Civil Authority Claim

This claim required the Lakers to plead that its business operations were “interrupted because nearby Metro stations experienced direct physical damage and loss” and were consequently closed by a civil authority (Id. at 7).  The property had to be within one mile of the Lakers’ Covered Properties.  The government orders that closed the relevant Los Angeles Metro stations “were aimed at limiting the viral spread in the community, not at mitigating property damage at a specific facility.”  The order stated that “it was prompted by Virus-related property damage, it applied to the entire City of Los Angeles” and therefore would have closed the relevant Metro stations “even if the Virus had never been present there.”  The Court “cannot assume that the Stay at Home Order was issued in response to direct physical loss or damage at the Metro stations.”  The Lakers “cannot plausibly plead that the interruption of their business operations” was due to physical damage or loss at those stations.  Consequently, “the Lakers did not, and cannot, state a claim for declaratory judgment and breach of contract related to the Civil Authority Clause.”

Bad Faith Claim

The implied covenant of good faith and fair dealing “obligates an insurer to, inter alia, make a thorough investigation of the insured’s claim.”  The Lakers “alleged that Federal sent a form denial letter instead of thoroughly investigating the tendered claim” (Id. at 8).  For the Property Damage claim, the Lakers stated a claim for breach of the covenant.  However, with the Business Interruption and Civil Authority claims, “because Federal rightfully denied those claims” it “did not act in bad faith.” 

The Court’s Conclusion

The Court granted the motion, “in part, with prejudice, to the extent that the claims are based on the Business Interruption Clause and Civil Authority Clause of the Policy.”  It denied the motion “to the extent claims are based on the Property Damage Clause of the Policy” and the related bad faith claim (Id.).

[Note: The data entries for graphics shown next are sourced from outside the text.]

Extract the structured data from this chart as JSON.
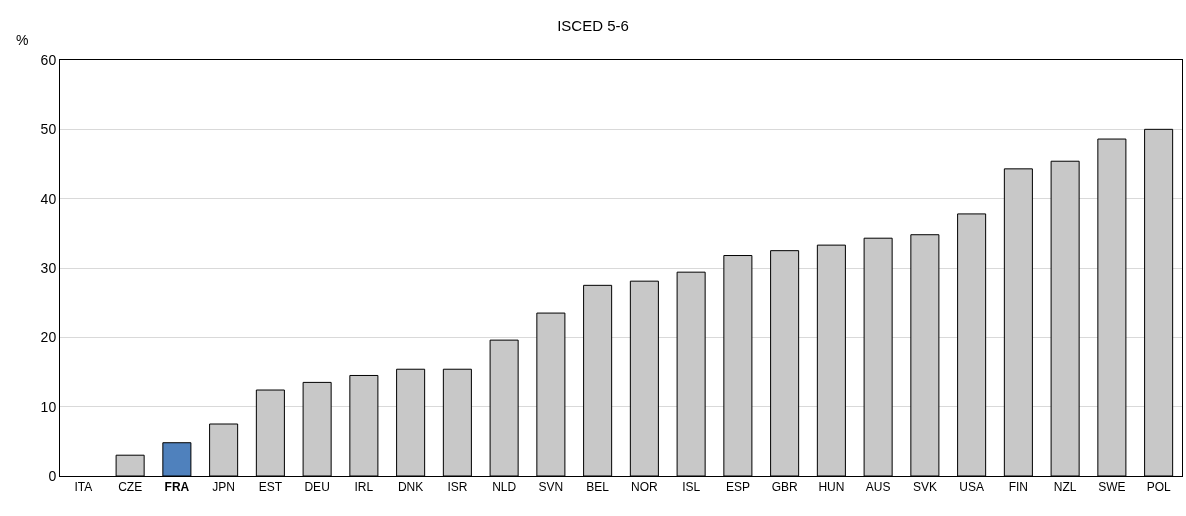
{
  "chart_data": {
    "type": "bar",
    "title": "ISCED 5-6",
    "ylabel": "%",
    "categories": [
      "ITA",
      "CZE",
      "FRA",
      "JPN",
      "EST",
      "DEU",
      "IRL",
      "DNK",
      "ISR",
      "NLD",
      "SVN",
      "BEL",
      "NOR",
      "ISL",
      "ESP",
      "GBR",
      "HUN",
      "AUS",
      "SVK",
      "USA",
      "FIN",
      "NZL",
      "SWE",
      "POL"
    ],
    "values": [
      null,
      3.0,
      4.8,
      7.5,
      12.4,
      13.5,
      14.5,
      15.4,
      15.4,
      19.6,
      23.5,
      27.5,
      28.1,
      29.4,
      31.8,
      32.5,
      33.3,
      34.3,
      34.8,
      37.8,
      44.3,
      45.4,
      48.6,
      50.0
    ],
    "colors": [
      "#c8c8c8",
      "#c8c8c8",
      "#4f81bd",
      "#c8c8c8",
      "#c8c8c8",
      "#c8c8c8",
      "#c8c8c8",
      "#c8c8c8",
      "#c8c8c8",
      "#c8c8c8",
      "#c8c8c8",
      "#c8c8c8",
      "#c8c8c8",
      "#c8c8c8",
      "#c8c8c8",
      "#c8c8c8",
      "#c8c8c8",
      "#c8c8c8",
      "#c8c8c8",
      "#c8c8c8",
      "#c8c8c8",
      "#c8c8c8",
      "#c8c8c8",
      "#c8c8c8"
    ],
    "ylim": [
      0,
      60
    ],
    "yticks": [
      0,
      10,
      20,
      30,
      40,
      50,
      60
    ],
    "grid": "y"
  }
}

This scenario could be repeated in jurisdictions across the country as professional teams and college athletic departments seek to recoup billions of dollars in losses brought on by COVID-19.  Insurers should carefully read the relevant policies before summarily rejecting claims to avoid facing tort claims for breach of the covenant of good faith and fair dealing.  Insureds should also read the policies carefully before filing baseless claims that lead to further losses, including the defendant’s court costs.